“I did all this for her.” He waves his hand in the air and I flinch to see him take it off Chloe. He’s holding something, a piece of paper floating in the breeze from the open window.

I look down and see that the floorboard I’d hidden my ID under has been pushed aside. My driver’s license and the picture of Thomas Pitt, age three, are lying on the floor. It’s Laurel’s will that Peter’s brandishing in his free hand.

“Do you know how rich we would have been? Stan promised to invest all of Laurel’s millions in the fund. He showed me the will. He gave me this copy of the will to prove that he’d have control of Chloë’s money if she died. How was I to know Laurel had changed the damned thing?” He crumples the paper up and tosses it out the window. “The only way to hang on to the money was for everyone to think that Laurel was still alive. Chloe—my Chloe—would have been an heiress. Now what will she be? The daughter of a convicted criminal and a crazy mother? Imagine the life she’ll have. What the other kids will say. Bastard. Reject. Trash. Children can be so cruel.”

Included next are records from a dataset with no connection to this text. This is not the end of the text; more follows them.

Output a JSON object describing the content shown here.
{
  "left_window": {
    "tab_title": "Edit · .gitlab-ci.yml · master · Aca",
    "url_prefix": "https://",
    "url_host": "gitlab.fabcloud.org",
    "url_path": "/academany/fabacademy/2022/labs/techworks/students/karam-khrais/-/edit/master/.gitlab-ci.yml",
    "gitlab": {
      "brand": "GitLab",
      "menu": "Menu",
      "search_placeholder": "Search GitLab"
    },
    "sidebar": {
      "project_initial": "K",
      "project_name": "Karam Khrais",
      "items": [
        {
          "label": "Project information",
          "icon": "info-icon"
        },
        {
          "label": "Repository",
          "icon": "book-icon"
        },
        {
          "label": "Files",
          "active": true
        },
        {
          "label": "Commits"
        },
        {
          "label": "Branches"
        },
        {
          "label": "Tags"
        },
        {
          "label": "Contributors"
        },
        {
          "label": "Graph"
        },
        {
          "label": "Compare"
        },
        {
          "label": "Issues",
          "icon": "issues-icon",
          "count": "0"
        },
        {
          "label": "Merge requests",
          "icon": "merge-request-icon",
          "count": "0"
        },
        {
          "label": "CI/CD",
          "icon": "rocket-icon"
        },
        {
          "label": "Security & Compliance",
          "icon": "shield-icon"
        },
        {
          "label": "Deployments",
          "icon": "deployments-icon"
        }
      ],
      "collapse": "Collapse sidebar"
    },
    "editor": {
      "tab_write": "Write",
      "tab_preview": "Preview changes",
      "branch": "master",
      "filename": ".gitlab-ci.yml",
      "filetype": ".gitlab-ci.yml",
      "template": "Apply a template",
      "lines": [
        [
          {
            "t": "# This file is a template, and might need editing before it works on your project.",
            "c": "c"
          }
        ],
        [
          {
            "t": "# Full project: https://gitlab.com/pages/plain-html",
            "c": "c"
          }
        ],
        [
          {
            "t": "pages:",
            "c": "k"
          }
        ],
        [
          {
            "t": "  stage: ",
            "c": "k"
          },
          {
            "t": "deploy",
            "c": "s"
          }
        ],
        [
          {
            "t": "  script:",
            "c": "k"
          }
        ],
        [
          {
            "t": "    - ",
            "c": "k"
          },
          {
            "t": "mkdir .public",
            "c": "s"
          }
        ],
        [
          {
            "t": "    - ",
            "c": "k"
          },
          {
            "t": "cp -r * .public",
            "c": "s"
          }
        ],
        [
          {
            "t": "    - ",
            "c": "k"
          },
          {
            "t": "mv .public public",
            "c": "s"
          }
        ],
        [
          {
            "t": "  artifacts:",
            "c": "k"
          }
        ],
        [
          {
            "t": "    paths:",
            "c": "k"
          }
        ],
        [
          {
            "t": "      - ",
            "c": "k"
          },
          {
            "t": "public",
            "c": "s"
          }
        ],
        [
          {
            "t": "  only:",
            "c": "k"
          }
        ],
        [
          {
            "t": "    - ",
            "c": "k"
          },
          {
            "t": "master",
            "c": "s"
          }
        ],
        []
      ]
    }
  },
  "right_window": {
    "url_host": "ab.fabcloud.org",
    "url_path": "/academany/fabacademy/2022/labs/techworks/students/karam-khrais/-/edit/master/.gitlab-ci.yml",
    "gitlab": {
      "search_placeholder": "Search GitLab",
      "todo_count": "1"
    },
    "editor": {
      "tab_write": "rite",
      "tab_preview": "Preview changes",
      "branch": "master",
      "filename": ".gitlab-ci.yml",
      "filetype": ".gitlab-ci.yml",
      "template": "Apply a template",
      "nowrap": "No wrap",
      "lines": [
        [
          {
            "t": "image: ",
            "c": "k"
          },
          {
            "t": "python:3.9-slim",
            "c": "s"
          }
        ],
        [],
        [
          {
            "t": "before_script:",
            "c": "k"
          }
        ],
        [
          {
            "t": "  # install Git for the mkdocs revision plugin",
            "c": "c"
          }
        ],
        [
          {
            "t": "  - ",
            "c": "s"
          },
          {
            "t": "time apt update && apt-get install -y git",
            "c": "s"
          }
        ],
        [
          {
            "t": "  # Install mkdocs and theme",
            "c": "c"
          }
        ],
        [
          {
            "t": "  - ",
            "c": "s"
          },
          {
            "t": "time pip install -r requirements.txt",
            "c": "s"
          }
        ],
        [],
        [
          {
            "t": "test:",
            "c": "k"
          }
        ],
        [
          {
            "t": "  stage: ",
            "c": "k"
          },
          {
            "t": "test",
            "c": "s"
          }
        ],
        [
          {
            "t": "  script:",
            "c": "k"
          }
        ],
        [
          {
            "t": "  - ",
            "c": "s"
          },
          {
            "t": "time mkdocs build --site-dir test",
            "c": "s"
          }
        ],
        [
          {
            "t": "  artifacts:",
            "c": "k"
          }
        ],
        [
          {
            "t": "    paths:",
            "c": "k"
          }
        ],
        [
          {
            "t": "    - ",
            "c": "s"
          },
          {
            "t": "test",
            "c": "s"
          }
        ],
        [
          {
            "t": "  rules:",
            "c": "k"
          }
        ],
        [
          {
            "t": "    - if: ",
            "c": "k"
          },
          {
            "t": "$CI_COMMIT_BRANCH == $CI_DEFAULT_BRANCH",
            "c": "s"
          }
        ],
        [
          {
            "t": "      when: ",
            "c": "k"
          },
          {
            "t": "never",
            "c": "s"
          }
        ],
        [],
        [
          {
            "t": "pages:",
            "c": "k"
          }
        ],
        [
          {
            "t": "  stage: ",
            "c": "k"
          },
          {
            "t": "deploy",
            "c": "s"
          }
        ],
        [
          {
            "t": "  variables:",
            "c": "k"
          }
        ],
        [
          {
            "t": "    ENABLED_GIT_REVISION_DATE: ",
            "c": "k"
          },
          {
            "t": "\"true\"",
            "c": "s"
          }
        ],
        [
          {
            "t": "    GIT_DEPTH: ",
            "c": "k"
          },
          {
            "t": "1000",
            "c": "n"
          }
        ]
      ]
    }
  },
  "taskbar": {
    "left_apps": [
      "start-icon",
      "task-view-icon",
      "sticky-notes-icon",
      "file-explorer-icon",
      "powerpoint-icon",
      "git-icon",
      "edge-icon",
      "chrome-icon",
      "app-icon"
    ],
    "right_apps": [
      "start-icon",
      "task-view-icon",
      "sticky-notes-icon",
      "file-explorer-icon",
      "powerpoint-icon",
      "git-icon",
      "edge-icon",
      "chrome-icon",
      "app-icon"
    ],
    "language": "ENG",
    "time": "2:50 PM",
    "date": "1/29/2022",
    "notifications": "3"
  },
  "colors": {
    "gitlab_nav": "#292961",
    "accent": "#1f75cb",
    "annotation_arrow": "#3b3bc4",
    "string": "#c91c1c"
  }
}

He aims the words over my head—at Sky—but I don’t turn to see her response. I can’t take my eyes off him and Chloe. I have to hold them on the edge of the windowsill with the power of my gaze.

“I never meant to take her from you,” I say.

He snorts. “As if I’d ever have let you. But the police will take me away. Once everyone knows you’re Daphne Marist and the woman who died is Laurel.”

I can hear the sirens getting closer. Billie must have gotten the gates unlocked. They’ll start putting out the fire in the main part of the house. Will they realize that we’re here in the tower? Is anyone coming to help? If they saw Peter at the window they could set up a net to break his fall, but will they do it soon enough? I have to talk him away from that ledge.

“It could have been a suicide,” I say.

Peter’s smile chills me. “That bitch was too selfish to kill herself. And too stupid not to take a drink from a man she was lecturing on spousal abuse. You should have heard the things she called me. Thought she could run off her mouth in my house and I’d just stand there and take it.”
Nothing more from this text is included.